Reiterating My Position on Kos - The Incident Puts Us on the Slippery PC Slope
XRLQ in his blog roundup said that my opinion of the scandal was that Kos was less than tasteful. That's accurate, but it wasn't the main idea of my post. My feeling is that Kos said something that does not fit into the blogsphere's notion of political correctness and now is getting hammered for it.
Wait, the blogsphere can't have Political Correctness, can't it? Of course it can - the forces that gave rise to the PC monstrosity are in the end derived from basic human nature. Change the beliefs, and you will still have people trying to enforce PC, just a different version of it.
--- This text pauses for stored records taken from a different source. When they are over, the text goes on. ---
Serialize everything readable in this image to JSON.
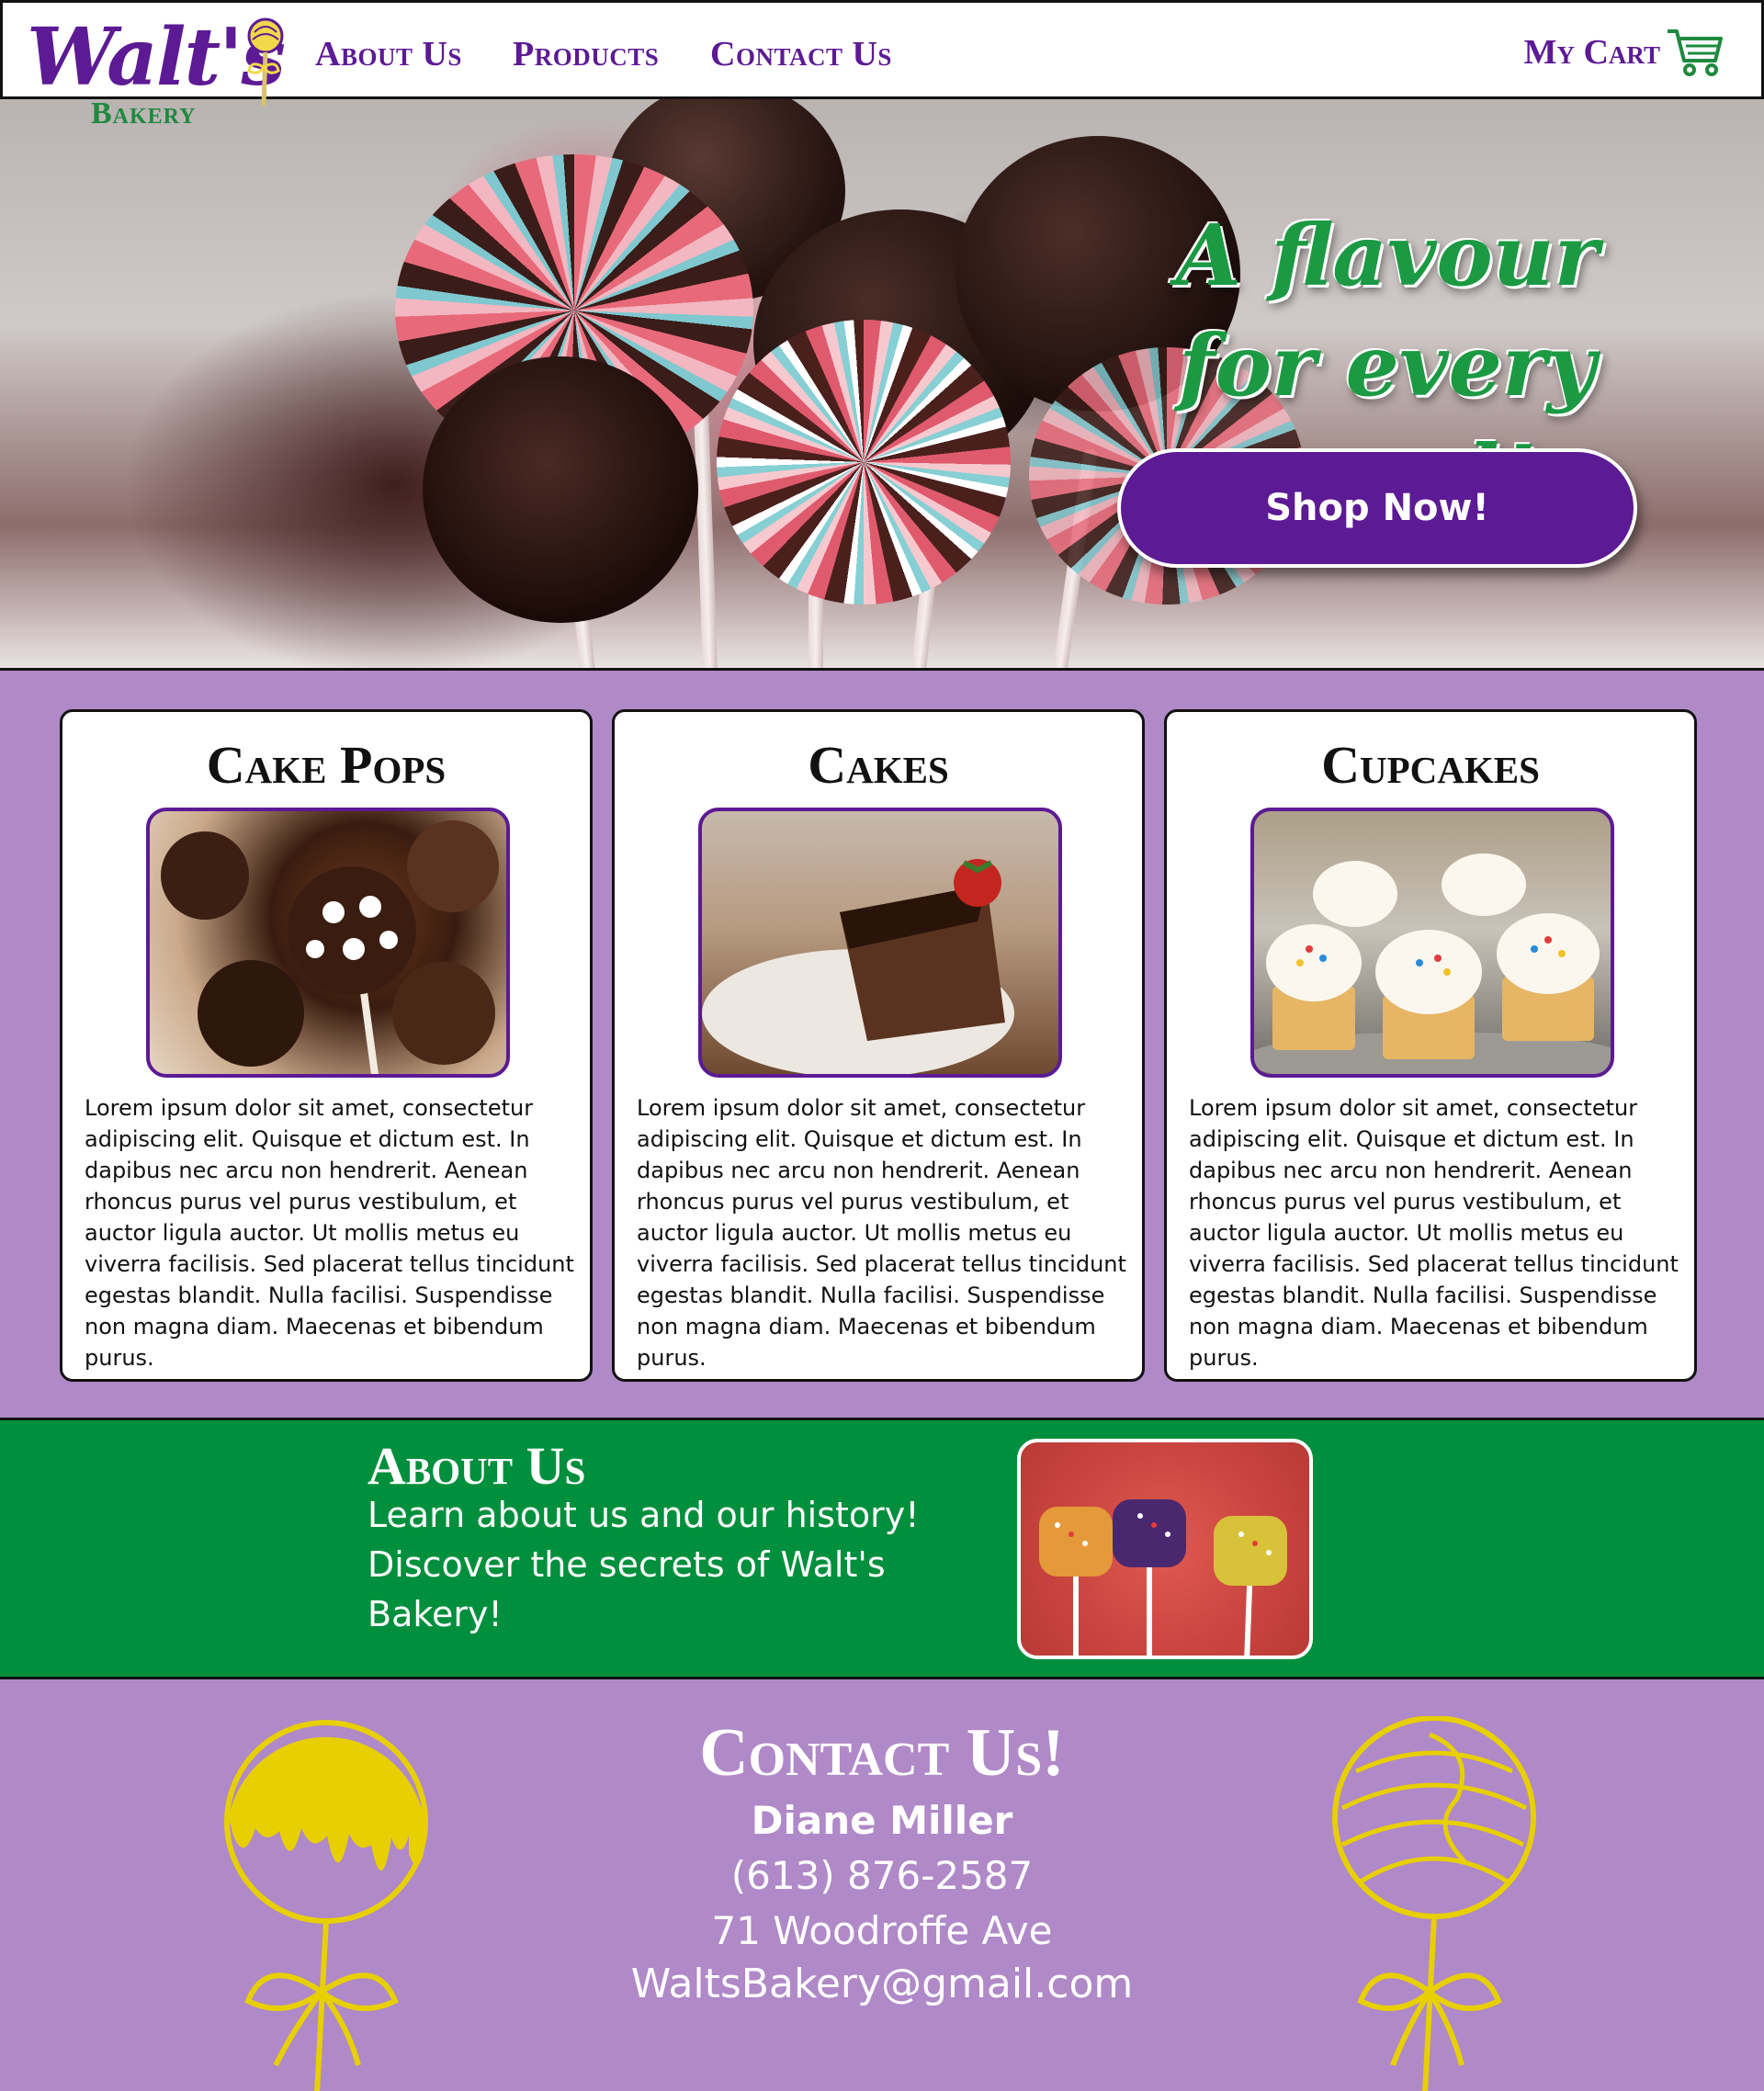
{
  "brand": {
    "name": "Walt's",
    "subtitle": "Bakery"
  },
  "nav": {
    "about": "About Us",
    "products": "Products",
    "contact": "Contact Us",
    "cart": "My Cart"
  },
  "hero": {
    "headline": "A flavour for every mood!",
    "cta": "Shop Now!"
  },
  "products": [
    {
      "title": "Cake Pops",
      "text": "Lorem ipsum dolor sit amet, consectetur adipiscing elit. Quisque et dictum est. In dapibus nec arcu non hendrerit. Aenean rhoncus purus vel purus vestibulum, et auctor ligula auctor. Ut mollis metus eu viverra facilisis. Sed placerat tellus tincidunt egestas blandit. Nulla facilisi. Suspendisse non magna diam. Maecenas et bibendum purus."
    },
    {
      "title": "Cakes",
      "text": "Lorem ipsum dolor sit amet, consectetur adipiscing elit. Quisque et dictum est. In dapibus nec arcu non hendrerit. Aenean rhoncus purus vel purus vestibulum, et auctor ligula auctor. Ut mollis metus eu viverra facilisis. Sed placerat tellus tincidunt egestas blandit. Nulla facilisi. Suspendisse non magna diam. Maecenas et bibendum purus."
    },
    {
      "title": "Cupcakes",
      "text": "Lorem ipsum dolor sit amet, consectetur adipiscing elit. Quisque et dictum est. In dapibus nec arcu non hendrerit. Aenean rhoncus purus vel purus vestibulum, et auctor ligula auctor. Ut mollis metus eu viverra facilisis. Sed placerat tellus tincidunt egestas blandit. Nulla facilisi. Suspendisse non magna diam. Maecenas et bibendum purus."
    }
  ],
  "about": {
    "title": "About Us",
    "text": "Learn about us and our history! Discover the secrets of Walt's Bakery!"
  },
  "contact": {
    "title": "Contact Us!",
    "name": "Diane Miller",
    "phone": "(613) 876-2587",
    "address": "71 Woodroffe Ave",
    "email": "WaltsBakery@gmail.com"
  },
  "colors": {
    "purple": "#5c1a94",
    "lavender": "#b089c8",
    "green": "#008f3c",
    "yellow": "#e8cf00"
  },
  "icons": {
    "cart": "shopping-cart-icon",
    "logo_pop": "lollipop-icon"
  }
}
I won't isolate myself from this, for I've acted the same way - I led the charge at Stanford to keep Lynne Stewart from receiving a Stanford Law Title last year because I thought her beliefs were beyond the pale (worse than Kos, she actually advocated the killing of government officials and blowing up of buildings, despite being given the opportunity to retract her statements by me at her speech which she refused).
The key is not to be repulsed by the PC tendency in our nature, but rather to realize what we are doing and ask ourselves if it is worthwhile. I still think Lynne Stewart should not have been given the imprimatur of a university title, just as Friedman et al think that Kos went to far, which in the end treads dangerously close to the logic preventing speech that Bernstein decries in his book (that of course I haven't read) - You Can't Say That.
I kind of wonder what Bernstein would say about this. I'll email him.